La plus haute instance judiciaire des Nations unies s'apprête à rendre un avis qui pourrait modifier durablement les relations de travail à l'échelle mondiale. La décision, attendue ce jeudi, concerne un avis consultatif lié à la reconnaissance du droit de grève, un sujet controversé qui oppose syndicats et employeurs.
Saisi par des organisations au sein de l'Organisation internationale du travail (OIT), le tribunal se penche sur la Convention n°87 adoptée en 1948, qui inclut des dispositions sur la liberté syndicale. Les syndicats soutiennent que ce traité protège implicitement le droit de grève, tandis que de nombreux représentants des employeurs l’affirment que ce n’est pas le cas.
La Cour, composée de 15 juges siégeant à La Haye, devra interpréter la question suivante : "Le droit de grève des travailleurs et de leurs organisations est-il protégé par la Convention (n°87) sur la liberté syndicale et la protection du droit syndical de 1948 ?" Son avis, bien que non contraignant, pourrait avoir des répercussions majeures sur le droit de grève au niveau international, comme l’a souligné Le Monde.
Lors des audiences, l’importance de cette question est devenue évidente. Harold Koh, représentant de la Confédération syndicale internationale (CSI), a averti que l'issue de cette affaire pourrait affaiblir les droits des travailleurs sur le plan mondial. "Si la CIJ conclut que le droit de grève n'est pas inhérent à la Convention, cela pourrait déclencher une remise en question des accords sociaux dans de nombreux pays", a-t-il déclaré.

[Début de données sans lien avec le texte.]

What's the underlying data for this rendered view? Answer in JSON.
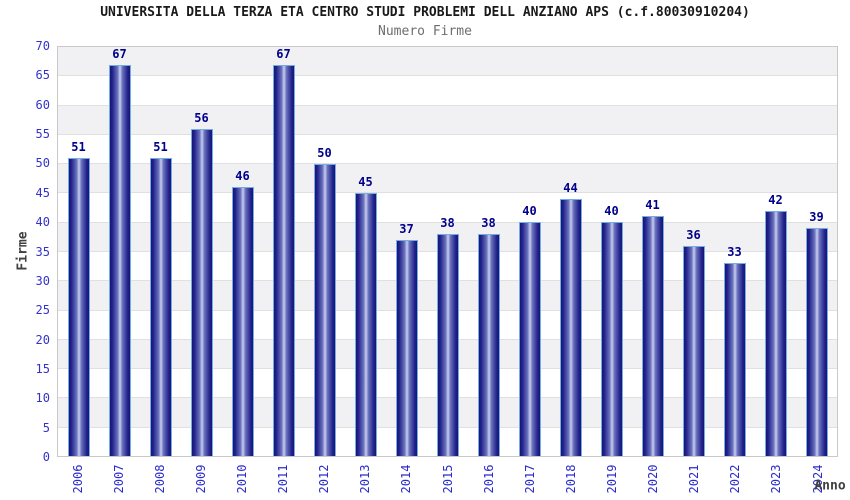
{
  "chart_data": {
    "type": "bar",
    "title": "UNIVERSITA DELLA TERZA ETA CENTRO STUDI PROBLEMI DELL ANZIANO APS (c.f.80030910204)",
    "subtitle": "Numero Firme",
    "xlabel": "Anno",
    "ylabel": "Firme",
    "categories": [
      "2006",
      "2007",
      "2008",
      "2009",
      "2010",
      "2011",
      "2012",
      "2013",
      "2014",
      "2015",
      "2016",
      "2017",
      "2018",
      "2019",
      "2020",
      "2021",
      "2022",
      "2023",
      "2024"
    ],
    "values": [
      51,
      67,
      51,
      56,
      46,
      67,
      50,
      45,
      37,
      38,
      38,
      40,
      44,
      40,
      41,
      36,
      33,
      42,
      39
    ],
    "ylim": [
      0,
      70
    ],
    "ytick_step": 5,
    "grid": true,
    "legend_position": "none",
    "value_labels_shown": true,
    "colors": {
      "bar_dark": "#15157a",
      "bar_mid": "#6a72bd",
      "bar_highlight": "#c9cdef",
      "bar_outline": "#74aee0",
      "tick_text": "#3333cc",
      "value_label_text": "#00008b",
      "axis_title_text": "#404040",
      "band_shade": "#f1f1f4",
      "band_plain": "#ffffff",
      "gridline": "#e0e0e0",
      "plot_border": "#c9c9c9",
      "title_text": "#1a1a1a",
      "subtitle_text": "#6e6e6e"
    }
  }
}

De leur côté, les organisations patronales, représentées par Roberto Suarez Santos de l'Organisation internationale des employeurs, soutiennent que la convention n’aborde pas le droit de grève. Santos a noté que les réglementations de la grève diffèrent considérablement d'un pays à l'autre, ce qui complexifie son intégration dans un cadre juridique global.
Rita Yip, également porte-parole des employeurs, a qualifié les affirmations des syndicats de "provocatrices et alarmistes", affirmant que le droit de grève est déjà protégé par les législations nationales. Elle a ainsi exhorté la Cour à rejeter la question posée, insistant sur le risque de compromettre la crédibilité du système international du travail.
Le dénouement de cette affaire, qui interpelle non seulement le cadre légal, mais aussi les droits concrets de millions de travailleurs, pourrait façonner le paysage des relations de travail dans les années à venir.